# The radius of the smaller base of the truncated cone is 6 cm, and the generatrix is 5 cm

**The radius of the smaller base of the truncated cone is 6 cm, and the generatrix is 5 cm, inclined to the base plane at an angle of 60 degrees. Find S side, S full.**

To determine the radius of the circle of the larger base, draw the height of BB1. Radius AO = OB + AB. In a right-angled triangle, the angle AB1B = 180 – 90 – 60 = 30. Then the leg AB lies opposite the angle 30 and is equal to half the length of the hypotenuse AB1. AB = 5/2 = 2.5 cm.Then AO = 6 + 2.5 = 8.5 cm.

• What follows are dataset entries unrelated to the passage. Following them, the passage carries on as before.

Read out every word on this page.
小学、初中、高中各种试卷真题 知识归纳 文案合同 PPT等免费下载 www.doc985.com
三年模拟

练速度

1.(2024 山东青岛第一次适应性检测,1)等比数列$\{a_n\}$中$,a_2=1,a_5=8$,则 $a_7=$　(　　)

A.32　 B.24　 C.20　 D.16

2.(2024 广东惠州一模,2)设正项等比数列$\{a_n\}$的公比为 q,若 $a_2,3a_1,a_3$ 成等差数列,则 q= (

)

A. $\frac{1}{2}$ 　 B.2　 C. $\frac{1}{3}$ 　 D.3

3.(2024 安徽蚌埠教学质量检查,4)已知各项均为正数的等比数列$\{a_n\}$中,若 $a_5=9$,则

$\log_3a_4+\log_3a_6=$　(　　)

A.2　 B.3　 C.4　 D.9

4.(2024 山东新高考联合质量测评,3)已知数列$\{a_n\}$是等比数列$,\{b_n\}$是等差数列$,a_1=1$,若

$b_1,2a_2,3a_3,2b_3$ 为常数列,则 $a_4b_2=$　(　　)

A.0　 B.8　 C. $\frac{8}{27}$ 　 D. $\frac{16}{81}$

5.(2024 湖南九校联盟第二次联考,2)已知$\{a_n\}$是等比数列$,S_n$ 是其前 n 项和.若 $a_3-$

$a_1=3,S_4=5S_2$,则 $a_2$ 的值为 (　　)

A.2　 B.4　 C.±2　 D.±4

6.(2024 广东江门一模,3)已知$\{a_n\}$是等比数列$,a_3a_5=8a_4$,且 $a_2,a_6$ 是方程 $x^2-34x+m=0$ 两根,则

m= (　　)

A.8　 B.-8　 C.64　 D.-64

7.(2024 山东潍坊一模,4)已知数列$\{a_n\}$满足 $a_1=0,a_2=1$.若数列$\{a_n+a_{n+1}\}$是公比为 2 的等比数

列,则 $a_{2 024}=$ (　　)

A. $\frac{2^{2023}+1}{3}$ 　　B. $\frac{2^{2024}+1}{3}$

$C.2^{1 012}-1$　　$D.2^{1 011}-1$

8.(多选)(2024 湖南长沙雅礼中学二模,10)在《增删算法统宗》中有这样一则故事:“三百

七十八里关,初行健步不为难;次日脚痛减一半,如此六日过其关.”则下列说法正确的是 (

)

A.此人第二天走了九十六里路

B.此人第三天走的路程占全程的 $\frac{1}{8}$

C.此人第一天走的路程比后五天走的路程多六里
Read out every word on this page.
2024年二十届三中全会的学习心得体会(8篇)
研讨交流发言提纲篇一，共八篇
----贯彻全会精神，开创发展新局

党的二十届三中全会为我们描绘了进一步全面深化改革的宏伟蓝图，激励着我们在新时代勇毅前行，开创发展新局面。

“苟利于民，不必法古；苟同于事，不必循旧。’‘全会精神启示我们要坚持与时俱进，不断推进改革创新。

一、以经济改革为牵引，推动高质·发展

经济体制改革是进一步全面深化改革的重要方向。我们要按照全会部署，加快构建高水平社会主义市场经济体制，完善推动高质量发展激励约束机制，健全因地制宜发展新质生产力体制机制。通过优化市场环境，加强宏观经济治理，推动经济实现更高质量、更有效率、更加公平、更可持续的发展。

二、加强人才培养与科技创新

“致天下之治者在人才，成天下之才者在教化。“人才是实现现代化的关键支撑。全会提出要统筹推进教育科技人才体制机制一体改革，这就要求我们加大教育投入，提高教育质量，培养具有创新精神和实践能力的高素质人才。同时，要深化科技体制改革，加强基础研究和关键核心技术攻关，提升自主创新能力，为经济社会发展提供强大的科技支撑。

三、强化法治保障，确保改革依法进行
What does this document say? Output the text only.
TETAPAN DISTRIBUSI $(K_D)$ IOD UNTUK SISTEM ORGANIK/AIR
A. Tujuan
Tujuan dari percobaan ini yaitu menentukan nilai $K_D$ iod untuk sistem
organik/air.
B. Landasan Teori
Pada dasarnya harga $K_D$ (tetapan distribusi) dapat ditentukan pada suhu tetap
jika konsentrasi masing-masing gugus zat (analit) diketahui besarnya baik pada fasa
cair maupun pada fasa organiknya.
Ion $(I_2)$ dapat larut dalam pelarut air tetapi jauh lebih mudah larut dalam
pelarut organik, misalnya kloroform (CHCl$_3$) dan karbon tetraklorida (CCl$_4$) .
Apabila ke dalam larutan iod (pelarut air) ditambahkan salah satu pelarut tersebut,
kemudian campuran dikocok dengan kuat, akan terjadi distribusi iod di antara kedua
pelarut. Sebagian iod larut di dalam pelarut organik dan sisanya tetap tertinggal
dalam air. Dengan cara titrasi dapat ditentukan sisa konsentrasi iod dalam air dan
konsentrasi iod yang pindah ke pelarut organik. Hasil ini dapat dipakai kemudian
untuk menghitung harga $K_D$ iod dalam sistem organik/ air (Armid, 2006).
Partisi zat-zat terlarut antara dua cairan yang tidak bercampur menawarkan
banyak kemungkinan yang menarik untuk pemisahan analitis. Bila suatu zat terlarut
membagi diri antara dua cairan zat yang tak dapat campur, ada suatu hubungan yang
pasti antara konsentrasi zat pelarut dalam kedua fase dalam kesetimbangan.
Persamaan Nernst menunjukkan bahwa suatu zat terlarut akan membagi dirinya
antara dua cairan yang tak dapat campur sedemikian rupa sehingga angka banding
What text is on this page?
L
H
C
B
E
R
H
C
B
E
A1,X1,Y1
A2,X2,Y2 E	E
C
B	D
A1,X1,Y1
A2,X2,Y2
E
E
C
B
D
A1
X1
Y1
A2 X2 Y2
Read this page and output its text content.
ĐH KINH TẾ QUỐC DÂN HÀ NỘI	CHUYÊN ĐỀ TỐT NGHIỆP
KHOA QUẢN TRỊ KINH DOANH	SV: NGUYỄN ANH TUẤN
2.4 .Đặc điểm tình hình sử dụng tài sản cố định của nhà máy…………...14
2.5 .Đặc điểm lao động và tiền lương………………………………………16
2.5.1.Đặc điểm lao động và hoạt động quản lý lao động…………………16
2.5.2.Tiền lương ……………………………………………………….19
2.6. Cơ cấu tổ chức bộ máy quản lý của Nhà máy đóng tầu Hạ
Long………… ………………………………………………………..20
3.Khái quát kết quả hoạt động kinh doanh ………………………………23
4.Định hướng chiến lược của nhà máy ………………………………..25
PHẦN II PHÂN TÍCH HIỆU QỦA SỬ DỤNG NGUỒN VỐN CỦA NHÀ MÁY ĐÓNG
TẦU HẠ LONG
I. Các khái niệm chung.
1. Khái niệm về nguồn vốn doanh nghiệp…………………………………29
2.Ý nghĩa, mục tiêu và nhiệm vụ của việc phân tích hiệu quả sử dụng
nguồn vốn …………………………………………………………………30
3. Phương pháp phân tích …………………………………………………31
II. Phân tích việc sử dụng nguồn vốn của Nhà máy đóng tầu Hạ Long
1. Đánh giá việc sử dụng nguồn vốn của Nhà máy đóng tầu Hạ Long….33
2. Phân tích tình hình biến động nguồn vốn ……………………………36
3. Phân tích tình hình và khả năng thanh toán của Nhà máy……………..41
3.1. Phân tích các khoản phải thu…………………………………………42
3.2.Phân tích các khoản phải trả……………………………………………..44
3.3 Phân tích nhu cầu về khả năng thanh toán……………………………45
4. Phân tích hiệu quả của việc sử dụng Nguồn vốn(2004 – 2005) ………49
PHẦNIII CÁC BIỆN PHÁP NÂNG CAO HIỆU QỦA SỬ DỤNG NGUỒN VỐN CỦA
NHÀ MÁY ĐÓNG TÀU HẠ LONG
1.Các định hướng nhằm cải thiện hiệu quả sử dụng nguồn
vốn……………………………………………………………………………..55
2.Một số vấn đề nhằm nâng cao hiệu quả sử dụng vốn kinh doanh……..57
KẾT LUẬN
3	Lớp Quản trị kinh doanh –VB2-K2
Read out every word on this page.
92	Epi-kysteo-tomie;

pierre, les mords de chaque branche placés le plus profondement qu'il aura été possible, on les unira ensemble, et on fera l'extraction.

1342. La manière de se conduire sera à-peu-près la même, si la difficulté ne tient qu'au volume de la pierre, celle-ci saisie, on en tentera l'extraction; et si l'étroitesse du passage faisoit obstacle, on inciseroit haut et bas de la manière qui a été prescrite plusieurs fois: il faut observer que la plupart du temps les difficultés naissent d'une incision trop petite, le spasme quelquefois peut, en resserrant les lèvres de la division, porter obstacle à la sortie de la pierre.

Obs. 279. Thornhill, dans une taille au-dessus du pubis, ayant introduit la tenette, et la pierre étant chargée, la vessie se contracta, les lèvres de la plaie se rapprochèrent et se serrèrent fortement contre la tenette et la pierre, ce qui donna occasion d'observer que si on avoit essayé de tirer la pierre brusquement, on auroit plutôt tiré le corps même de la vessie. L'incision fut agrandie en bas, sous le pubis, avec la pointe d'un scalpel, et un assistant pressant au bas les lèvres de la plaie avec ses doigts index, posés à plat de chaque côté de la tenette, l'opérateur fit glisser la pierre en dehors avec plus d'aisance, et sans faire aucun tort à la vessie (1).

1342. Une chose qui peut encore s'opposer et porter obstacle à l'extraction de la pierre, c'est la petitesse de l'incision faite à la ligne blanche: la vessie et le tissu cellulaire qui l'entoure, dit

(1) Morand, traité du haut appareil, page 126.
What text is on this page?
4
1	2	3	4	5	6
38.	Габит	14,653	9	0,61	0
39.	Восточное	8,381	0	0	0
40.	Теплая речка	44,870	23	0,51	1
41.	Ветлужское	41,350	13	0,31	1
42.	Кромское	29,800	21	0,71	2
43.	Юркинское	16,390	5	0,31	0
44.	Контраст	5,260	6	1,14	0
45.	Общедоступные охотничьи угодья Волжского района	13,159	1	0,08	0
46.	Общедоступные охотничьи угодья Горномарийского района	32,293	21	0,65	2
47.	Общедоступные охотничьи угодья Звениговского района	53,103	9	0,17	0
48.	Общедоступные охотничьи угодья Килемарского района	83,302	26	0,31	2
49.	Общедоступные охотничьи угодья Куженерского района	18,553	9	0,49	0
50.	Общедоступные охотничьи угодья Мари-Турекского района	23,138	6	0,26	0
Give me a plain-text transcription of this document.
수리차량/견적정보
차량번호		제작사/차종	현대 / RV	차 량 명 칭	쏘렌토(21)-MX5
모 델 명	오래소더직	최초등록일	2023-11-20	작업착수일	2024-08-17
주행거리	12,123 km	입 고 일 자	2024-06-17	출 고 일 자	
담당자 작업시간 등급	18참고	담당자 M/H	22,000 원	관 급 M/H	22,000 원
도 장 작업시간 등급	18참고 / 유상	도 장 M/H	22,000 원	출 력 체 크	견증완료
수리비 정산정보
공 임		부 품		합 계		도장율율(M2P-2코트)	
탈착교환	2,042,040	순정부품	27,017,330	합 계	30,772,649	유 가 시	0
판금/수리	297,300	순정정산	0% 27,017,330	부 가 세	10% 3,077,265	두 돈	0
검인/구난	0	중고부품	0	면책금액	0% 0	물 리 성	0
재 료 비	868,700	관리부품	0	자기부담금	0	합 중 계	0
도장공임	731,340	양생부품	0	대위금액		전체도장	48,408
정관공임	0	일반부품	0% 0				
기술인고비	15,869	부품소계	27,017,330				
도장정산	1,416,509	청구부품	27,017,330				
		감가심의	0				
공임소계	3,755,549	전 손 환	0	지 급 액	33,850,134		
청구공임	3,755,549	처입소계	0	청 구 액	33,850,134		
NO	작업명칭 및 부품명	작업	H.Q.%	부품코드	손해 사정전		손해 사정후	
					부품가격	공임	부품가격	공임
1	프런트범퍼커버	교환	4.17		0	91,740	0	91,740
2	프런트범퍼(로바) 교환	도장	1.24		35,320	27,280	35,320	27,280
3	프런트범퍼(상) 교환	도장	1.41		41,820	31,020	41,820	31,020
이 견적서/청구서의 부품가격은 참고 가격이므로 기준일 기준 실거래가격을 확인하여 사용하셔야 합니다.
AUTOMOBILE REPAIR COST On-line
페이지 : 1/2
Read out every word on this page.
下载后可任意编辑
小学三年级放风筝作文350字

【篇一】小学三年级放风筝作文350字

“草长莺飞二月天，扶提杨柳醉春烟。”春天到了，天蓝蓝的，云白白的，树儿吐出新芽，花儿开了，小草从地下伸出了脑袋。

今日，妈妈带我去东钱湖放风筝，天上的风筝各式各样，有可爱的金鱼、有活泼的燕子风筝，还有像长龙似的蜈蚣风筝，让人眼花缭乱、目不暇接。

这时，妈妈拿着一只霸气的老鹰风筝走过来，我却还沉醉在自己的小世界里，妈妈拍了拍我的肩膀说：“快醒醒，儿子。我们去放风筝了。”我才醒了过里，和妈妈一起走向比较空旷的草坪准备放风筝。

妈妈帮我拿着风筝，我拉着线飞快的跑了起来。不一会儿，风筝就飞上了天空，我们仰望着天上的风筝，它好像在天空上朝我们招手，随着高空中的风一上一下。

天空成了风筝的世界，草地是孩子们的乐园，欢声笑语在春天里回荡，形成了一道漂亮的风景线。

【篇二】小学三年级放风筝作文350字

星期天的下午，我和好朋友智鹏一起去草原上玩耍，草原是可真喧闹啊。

Let’s define the lateral surface area.

Sside = n * (AO + B1O1) * AB1 = n * (8.5 + 6) * 5 = n * 72.5 cm2.

Determine the areas of the bases.

S1 = n * OA ^ 2 = n * 8.5 ^ 2 = n * 72.25 cm2.

S2 = n * O1B1 ^ 2 = n * 6 ^ 2 = n * 36 cm2.

Determine the total area of the cone.

S floor = S side + S1 + S2 = n * 72.5 + n * 72.25 + n * 36 = n * 180.75 cm2.

Answer: Sside = n * 72.5 cm2, Spol = n * 180.75 cm2.